When my boss walked into Dunkin Donuts, I knew I lost my job. She held back tears as she told me how very sorry she was that this was happening to me. I was a shining star, she said, one of the best consultants they ever hired. She told me she loved me and that she valued my work. But the company could not afford to pay me during cancer treatment. This was a business decision not a personal choice.
Losing a job is very personal. A career is not like nasal hairs, something that simply grows back, as it takes a lifetime to harvest. My profession was a thriving testimony to my intelligence, financial security and worthiness. It juxtaposed my role as a mother, where I worked for free, craved validation and lived in fear of dropping my baby on her head.
Then there was the shame. My grandparents worked in sweatshops to pay my ticket to financial security, and I lost it. Though I lived in a booming economy, cancer dissolved me to a poor, dependent parasite that sucked on the kindness and compassion of others. Or taxes, depending on how you look at it.

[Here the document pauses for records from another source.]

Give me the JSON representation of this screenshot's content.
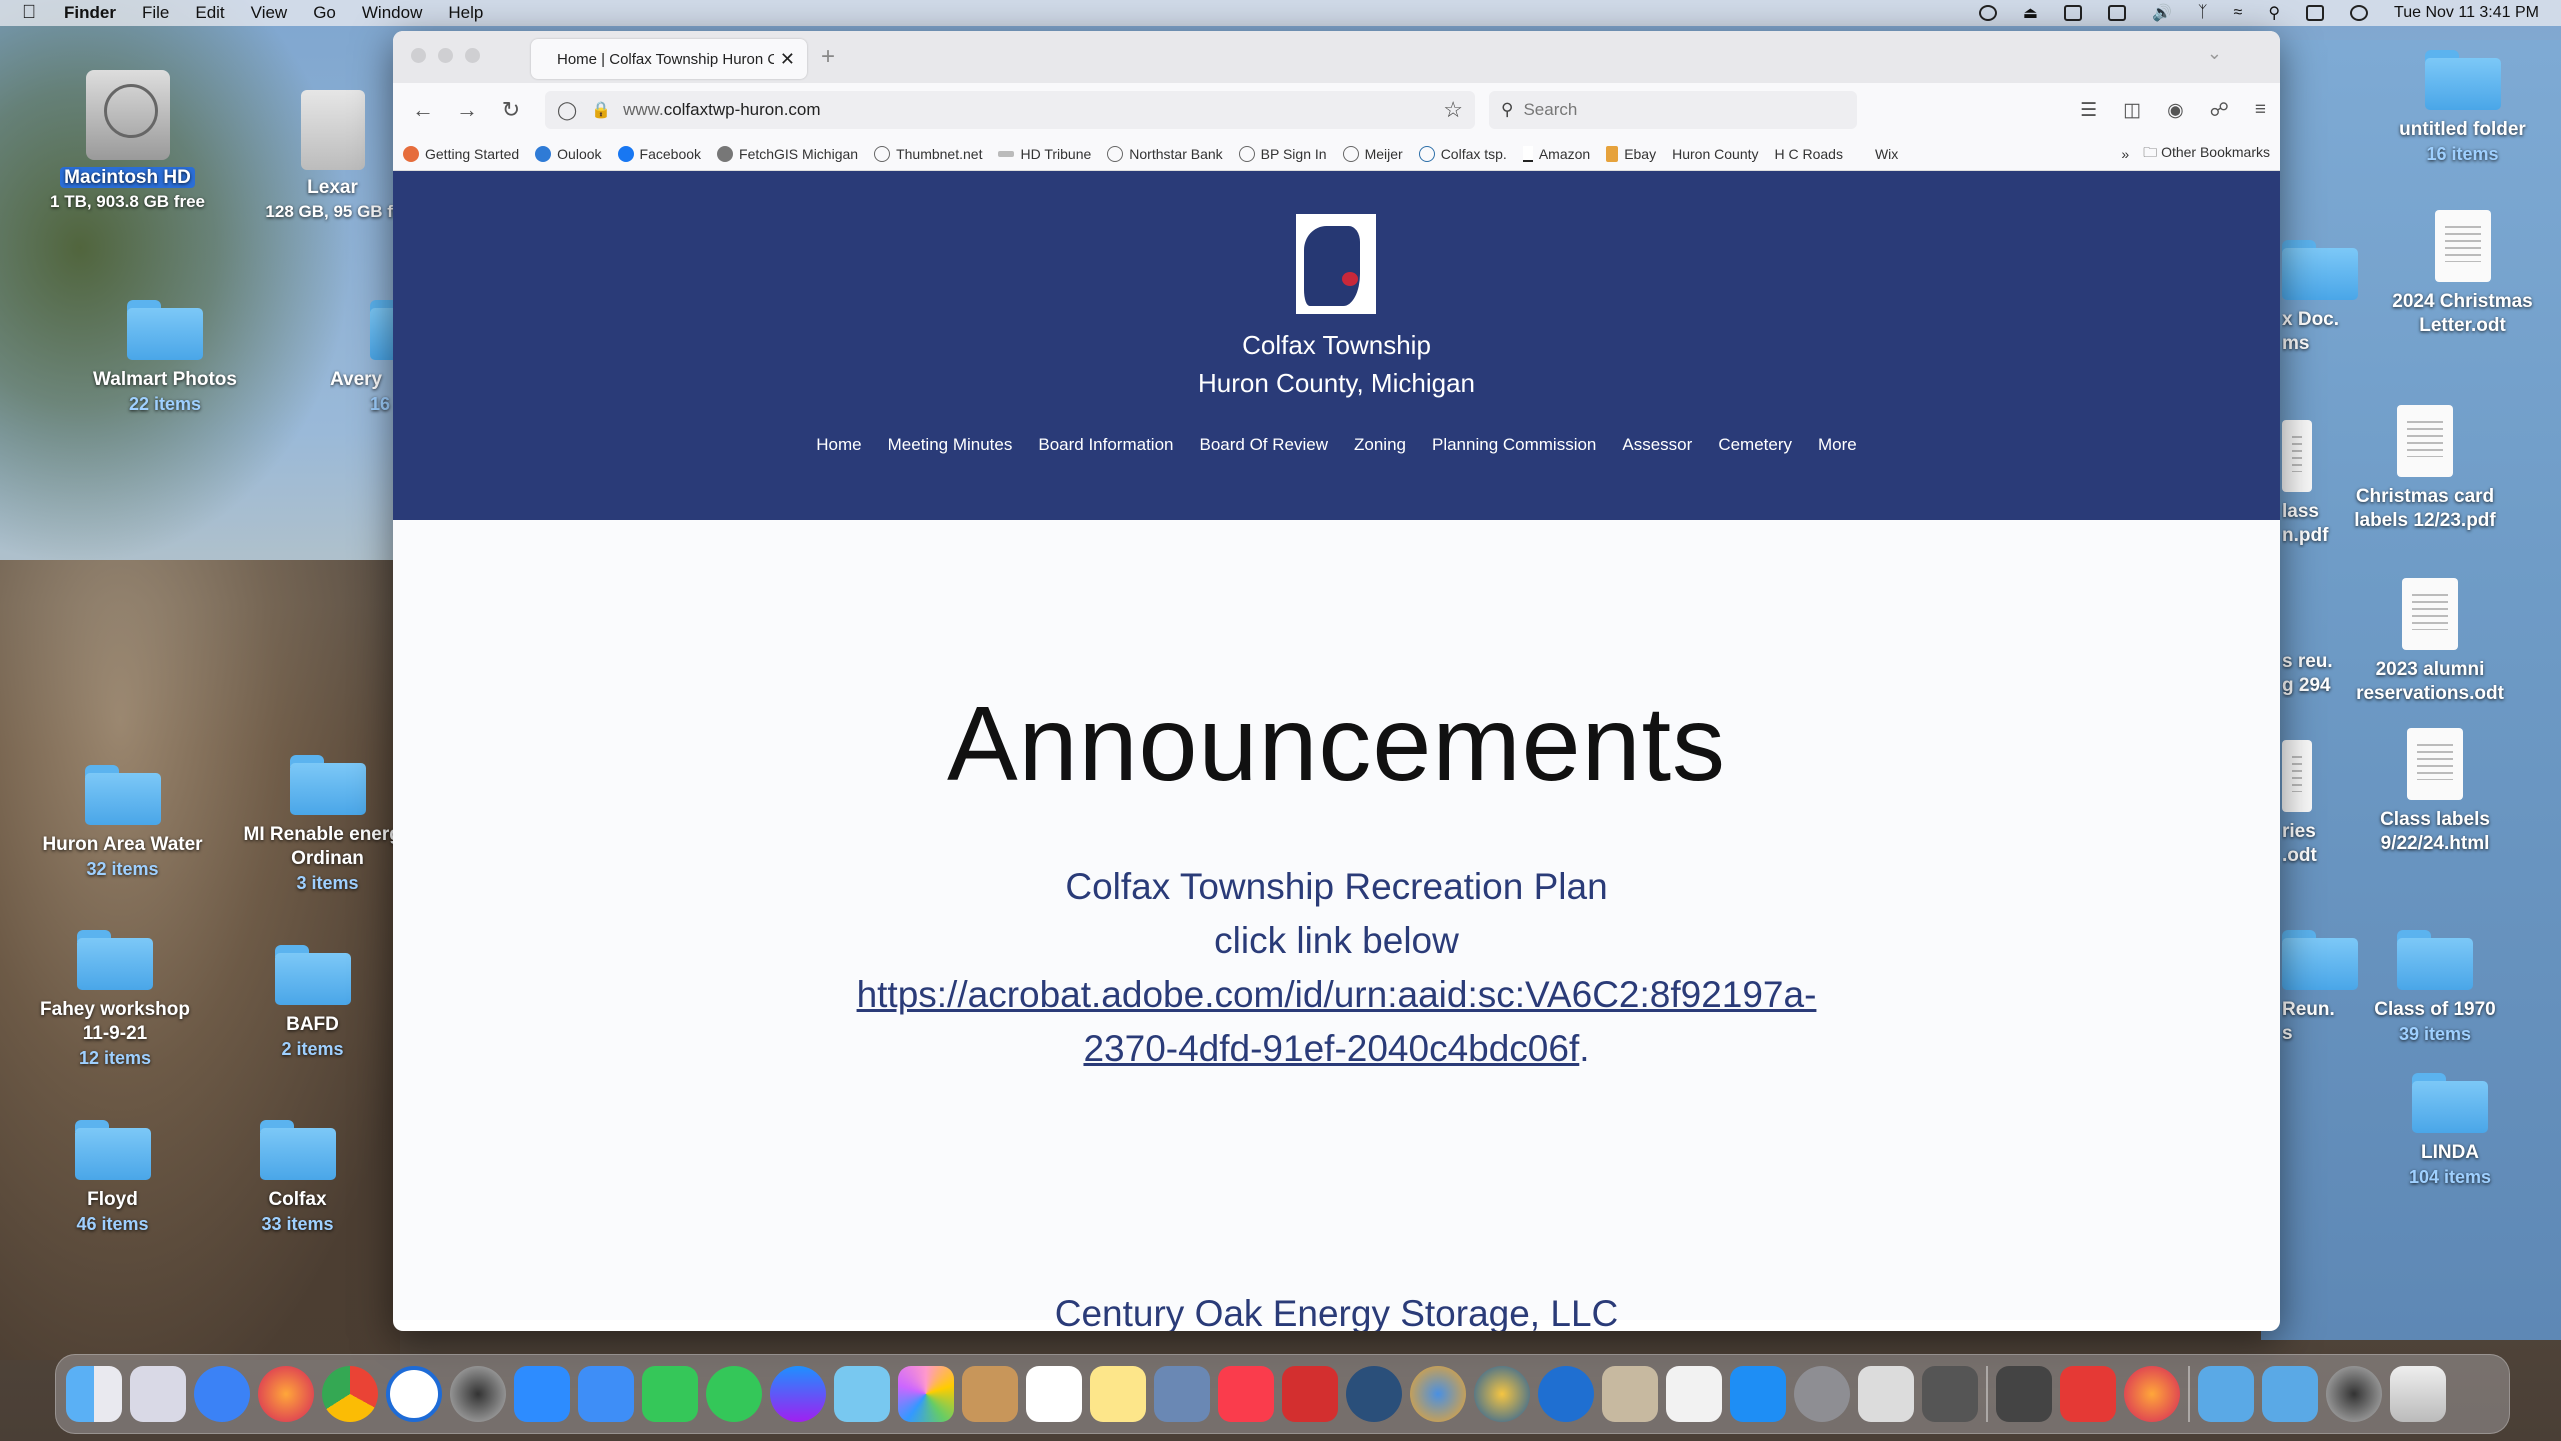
{
  "menubar": {
    "app": "Finder",
    "items": [
      "File",
      "Edit",
      "View",
      "Go",
      "Window",
      "Help"
    ],
    "datetime": "Tue Nov 11  3:41 PM"
  },
  "desktop": {
    "left_icons": [
      {
        "name": "Macintosh HD",
        "sub": "1 TB, 903.8 GB free",
        "kind": "hdd"
      },
      {
        "name": "Lexar",
        "sub": "128 GB, 95 GB fr",
        "kind": "lexar"
      },
      {
        "name": "Walmart Photos",
        "sub": "22 items",
        "kind": "folder"
      },
      {
        "name": "Avery",
        "sub": "16",
        "kind": "folder"
      },
      {
        "name": "Huron Area Water",
        "sub": "32 items",
        "kind": "folder"
      },
      {
        "name": "MI Renable energy Ordinan",
        "sub": "3 items",
        "kind": "folder"
      },
      {
        "name": "Fahey workshop 11-9-21",
        "sub": "12 items",
        "kind": "folder"
      },
      {
        "name": "BAFD",
        "sub": "2 items",
        "kind": "folder"
      },
      {
        "name": "Floyd",
        "sub": "46 items",
        "kind": "folder"
      },
      {
        "name": "Colfax",
        "sub": "33 items",
        "kind": "folder"
      }
    ],
    "right_icons": [
      {
        "name": "untitled folder",
        "sub": "16 items",
        "kind": "folder"
      },
      {
        "name": "2024 Christmas Letter.odt",
        "sub": "",
        "kind": "doc"
      },
      {
        "name": "Christmas card labels 12/23.pdf",
        "sub": "",
        "kind": "doc"
      },
      {
        "name": "2023 alumni reservations.odt",
        "sub": "",
        "kind": "doc"
      },
      {
        "name": "Class labels 9/22/24.html",
        "sub": "",
        "kind": "doc"
      },
      {
        "name": "Class of 1970",
        "sub": "39 items",
        "kind": "folder"
      },
      {
        "name": "LINDA",
        "sub": "104 items",
        "kind": "folder"
      }
    ],
    "partial_icons": [
      {
        "name": "x Doc.",
        "sub": "ms"
      },
      {
        "name": "lass",
        "sub": "n.pdf"
      },
      {
        "name": "s reu.",
        "sub": "g 294"
      },
      {
        "name": "ries",
        "sub": ".odt"
      },
      {
        "name": "Reun.",
        "sub": "s"
      }
    ]
  },
  "browser": {
    "tab_title": "Home | Colfax Township Huron C",
    "url_prefix": "www.",
    "url_domain": "colfaxtwp-huron.com",
    "search_placeholder": "Search",
    "bookmarks": [
      "Getting Started",
      "Oulook",
      "Facebook",
      "FetchGIS Michigan",
      "Thumbnet.net",
      "HD Tribune",
      "Northstar Bank",
      "BP Sign In",
      "Meijer",
      "Colfax tsp.",
      "Amazon",
      "Ebay",
      "Huron County",
      "H C Roads",
      "Wix"
    ],
    "other_bookmarks": "Other Bookmarks"
  },
  "site": {
    "title_line1": "Colfax Township",
    "title_line2": "Huron County, Michigan",
    "nav": [
      "Home",
      "Meeting Minutes",
      "Board Information",
      "Board Of Review",
      "Zoning",
      "Planning Commission",
      "Assessor",
      "Cemetery",
      "More"
    ],
    "heading": "Announcements",
    "rec_title": "Colfax Township Recreation Plan",
    "rec_sub": "click link below",
    "rec_link": "https://acrobat.adobe.com/id/urn:aaid:sc:VA6C2:8f92197a-2370-4dfd-91ef-2040c4bdc06f",
    "rec_link_trail": ".",
    "next_title": "Century Oak Energy Storage, LLC",
    "header_color": "#2a3b78"
  }
}
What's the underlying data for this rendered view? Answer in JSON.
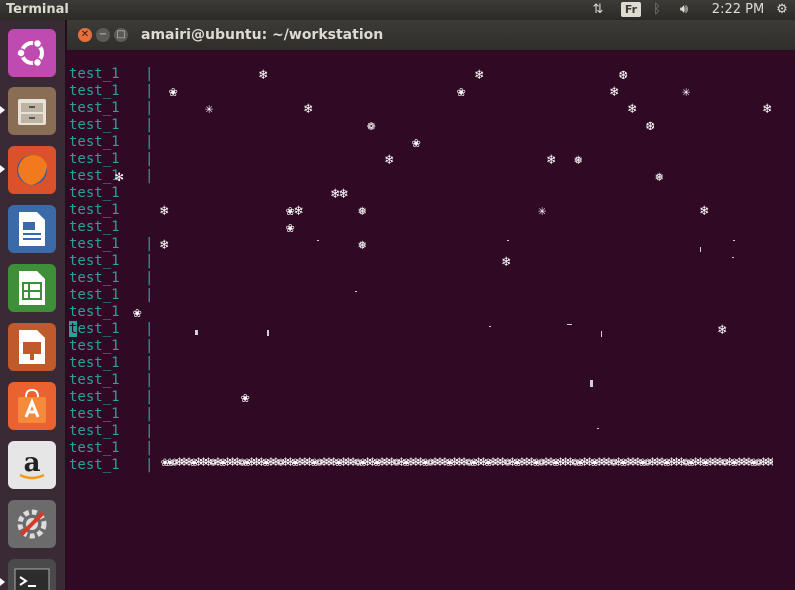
{
  "panel": {
    "app_title": "Terminal",
    "keyboard_layout": "Fr",
    "clock": "2:22 PM"
  },
  "window": {
    "title": "amairi@ubuntu: ~/workstation"
  },
  "launcher": {
    "items": [
      "ubuntu-dash",
      "files",
      "firefox",
      "libreoffice-writer",
      "libreoffice-calc",
      "libreoffice-impress",
      "ubuntu-software",
      "amazon",
      "system-settings",
      "terminal"
    ]
  },
  "terminal": {
    "row_label": "test_1",
    "row_count": 24,
    "separator": "|",
    "snowflake_glyphs": [
      "❄",
      "❀",
      "✻",
      "❆",
      "❅",
      "❁"
    ]
  }
}
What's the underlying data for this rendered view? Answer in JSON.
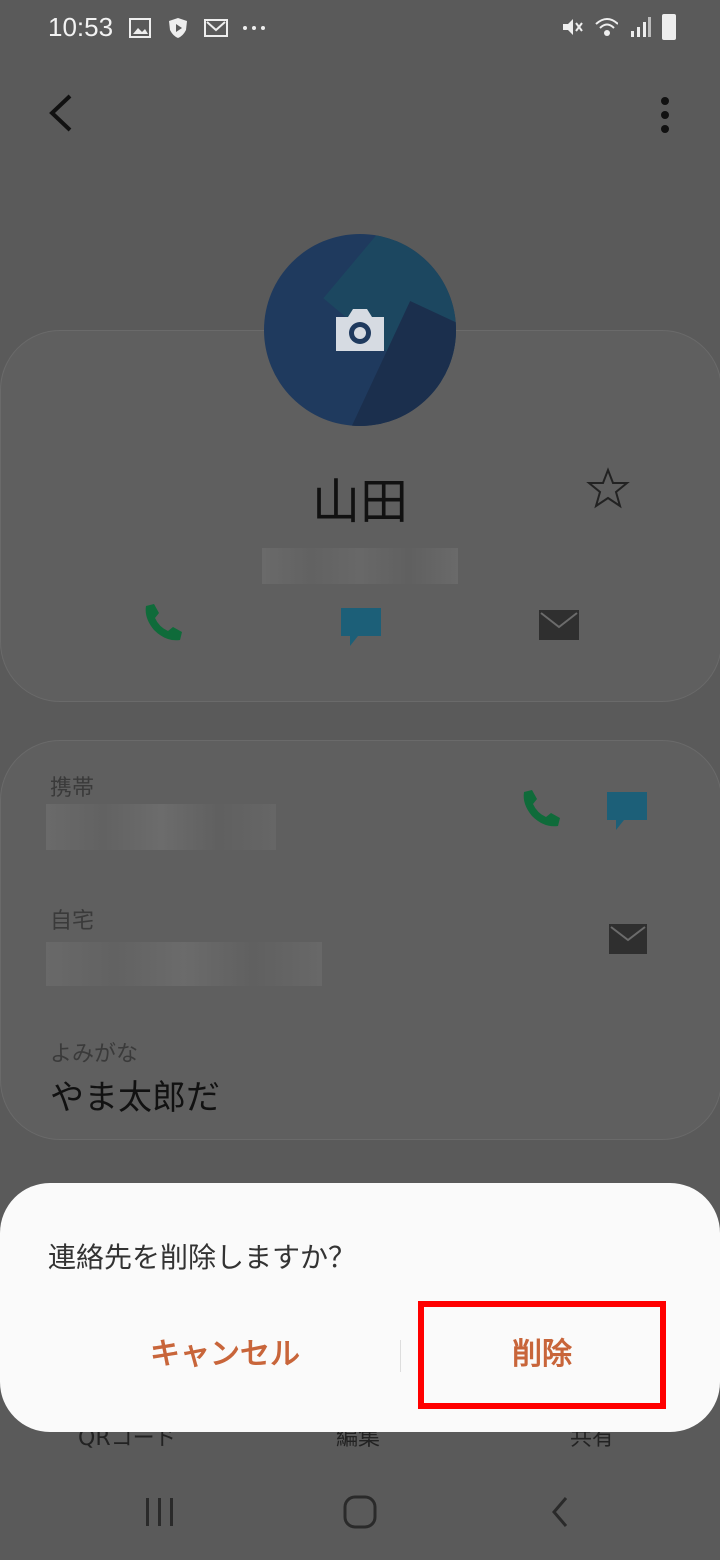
{
  "status_bar": {
    "time": "10:53"
  },
  "contact": {
    "name": "山田",
    "fields": [
      {
        "label": "携帯"
      },
      {
        "label": "自宅"
      },
      {
        "label": "よみがな",
        "value": "やま太郎だ"
      }
    ]
  },
  "bottom_actions": [
    "QRコード",
    "編集",
    "共有"
  ],
  "dialog": {
    "title": "連絡先を削除しますか？",
    "cancel_label": "キャンセル",
    "delete_label": "削除"
  },
  "colors": {
    "accent": "#c8653a",
    "highlight_box": "#ff0000",
    "call_green": "#0f6b3a",
    "message_blue": "#1c5f78"
  }
}
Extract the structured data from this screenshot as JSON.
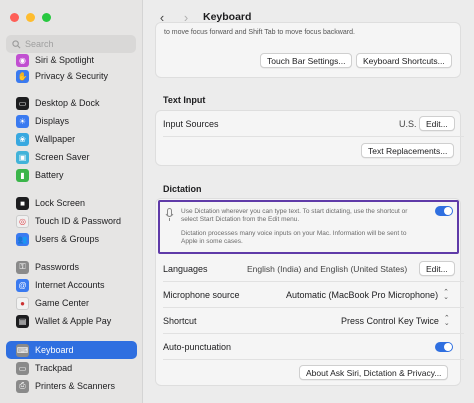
{
  "colors": {
    "accent": "#2f6fe0",
    "highlight_border": "#5f3aa8"
  },
  "window": {
    "title": "Keyboard"
  },
  "search": {
    "placeholder": "Search"
  },
  "sidebar": {
    "items": [
      {
        "label": "Siri & Spotlight",
        "icon": "siri-icon",
        "color": "#c14fd1"
      },
      {
        "label": "Privacy & Security",
        "icon": "hand-icon",
        "color": "#3a7af0"
      },
      {
        "label": "Desktop & Dock",
        "icon": "dock-icon",
        "color": "#1d1d1f"
      },
      {
        "label": "Displays",
        "icon": "sun-icon",
        "color": "#3a7af0"
      },
      {
        "label": "Wallpaper",
        "icon": "wallpaper-icon",
        "color": "#38a8e0"
      },
      {
        "label": "Screen Saver",
        "icon": "screensaver-icon",
        "color": "#42b3d9"
      },
      {
        "label": "Battery",
        "icon": "battery-icon",
        "color": "#3bb54a"
      },
      {
        "label": "Lock Screen",
        "icon": "lock-icon",
        "color": "#1d1d1f"
      },
      {
        "label": "Touch ID & Password",
        "icon": "fingerprint-icon",
        "color": "#e5e5e5"
      },
      {
        "label": "Users & Groups",
        "icon": "users-icon",
        "color": "#3a7af0"
      },
      {
        "label": "Passwords",
        "icon": "key-icon",
        "color": "#8a8a8a"
      },
      {
        "label": "Internet Accounts",
        "icon": "at-icon",
        "color": "#3a7af0"
      },
      {
        "label": "Game Center",
        "icon": "gamecenter-icon",
        "color": "#f2f2f2"
      },
      {
        "label": "Wallet & Apple Pay",
        "icon": "wallet-icon",
        "color": "#1d1d1f"
      },
      {
        "label": "Keyboard",
        "icon": "keyboard-icon",
        "color": "#8a8a8a"
      },
      {
        "label": "Trackpad",
        "icon": "trackpad-icon",
        "color": "#8a8a8a"
      },
      {
        "label": "Printers & Scanners",
        "icon": "printer-icon",
        "color": "#8a8a8a"
      }
    ]
  },
  "navigation": {
    "hint": "to move focus forward and Shift Tab to move focus backward.",
    "touch_bar_button": "Touch Bar Settings...",
    "shortcuts_button": "Keyboard Shortcuts..."
  },
  "text_input": {
    "heading": "Text Input",
    "input_sources_label": "Input Sources",
    "input_sources_value": "U.S.",
    "edit_button": "Edit...",
    "replacements_button": "Text Replacements..."
  },
  "dictation": {
    "heading": "Dictation",
    "description": "Use Dictation wherever you can type text. To start dictating, use the shortcut or select Start Dictation from the Edit menu.",
    "privacy_note": "Dictation processes many voice inputs on your Mac. Information will be sent to Apple in some cases.",
    "enabled": true,
    "languages_label": "Languages",
    "languages_value": "English (India) and English (United States)",
    "languages_edit": "Edit...",
    "mic_label": "Microphone source",
    "mic_value": "Automatic (MacBook Pro Microphone)",
    "shortcut_label": "Shortcut",
    "shortcut_value": "Press Control Key Twice",
    "autopunct_label": "Auto-punctuation",
    "autopunct_enabled": true,
    "about_button": "About Ask Siri, Dictation & Privacy..."
  }
}
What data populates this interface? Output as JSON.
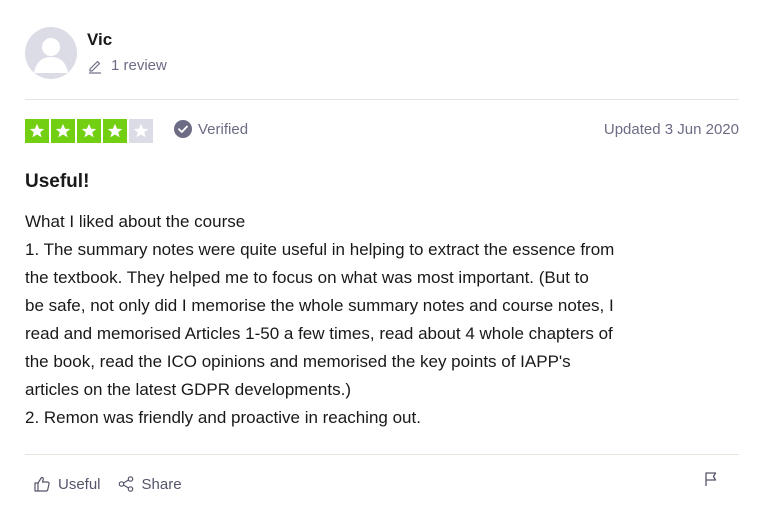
{
  "reviewer": {
    "name": "Vic",
    "review_count": "1 review"
  },
  "rating": {
    "stars_filled": 4,
    "stars_total": 5,
    "star_color": "#73cf11",
    "empty_star_color": "#dcdce6"
  },
  "verified_label": "Verified",
  "date": "Updated 3 Jun 2020",
  "review": {
    "title": "Useful!",
    "lines": [
      "What I liked about the course",
      "1. The summary notes were quite useful in helping to extract the essence from",
      "the textbook. They helped me to focus on what was most important. (But to",
      "be safe, not only did I memorise the whole summary notes and course notes, I",
      "read and memorised Articles 1-50 a few times, read about 4 whole chapters of",
      "the book, read the ICO opinions and memorised the key points of IAPP's",
      "articles on the latest GDPR developments.)",
      "2. Remon was friendly and proactive in reaching out."
    ]
  },
  "actions": {
    "useful_label": "Useful",
    "share_label": "Share"
  },
  "icons": {
    "avatar": "user-silhouette-icon",
    "review_count": "pencil-icon",
    "verified": "check-circle-icon",
    "useful": "thumbs-up-icon",
    "share": "share-icon",
    "report": "flag-icon"
  }
}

Regardless, I was mother, times two. Two little souls watched me as the trauma of cancer played out my household. As my dad used to say, feeling sorry for yourself and a token will get you through the tollbooth. For the most part, he was right. I still had the most important job in the universe.
My seven-year-old still had training wheels on her bike. She feared falling and I feared watching her knees scrap on the road. We lived in this illusion for too long. The truth is she will fall. She will have to pick herself up again. And again. With and without me.
I bought Sienna a bike that was fancy and sturdy, like her. It had white-coated wheels, a cotton candy frame, and colorful streamers that flowed from the handlebars and shimmered in the sun as she cut though the wind. But she needed to know the joy of riding alone. She needed to feel the pride that comes with independence.
I stripped those debilitating wheels off her bike and plopped her on the seat like a serving of mashed potatoes. When she fell, I cheered from the sidewalk.
“Up you go,” I told her.
“Try again, my love.” So she did. When she finally found her balance, she found herself. It was an honor to watch.
“Look at me go, Mom!!” she yelled. A smile of self worth splashed on her face when she realized the power of her own resiliency. And I began to learn how to watch from the sidelines, perhaps the hardest job for me to do.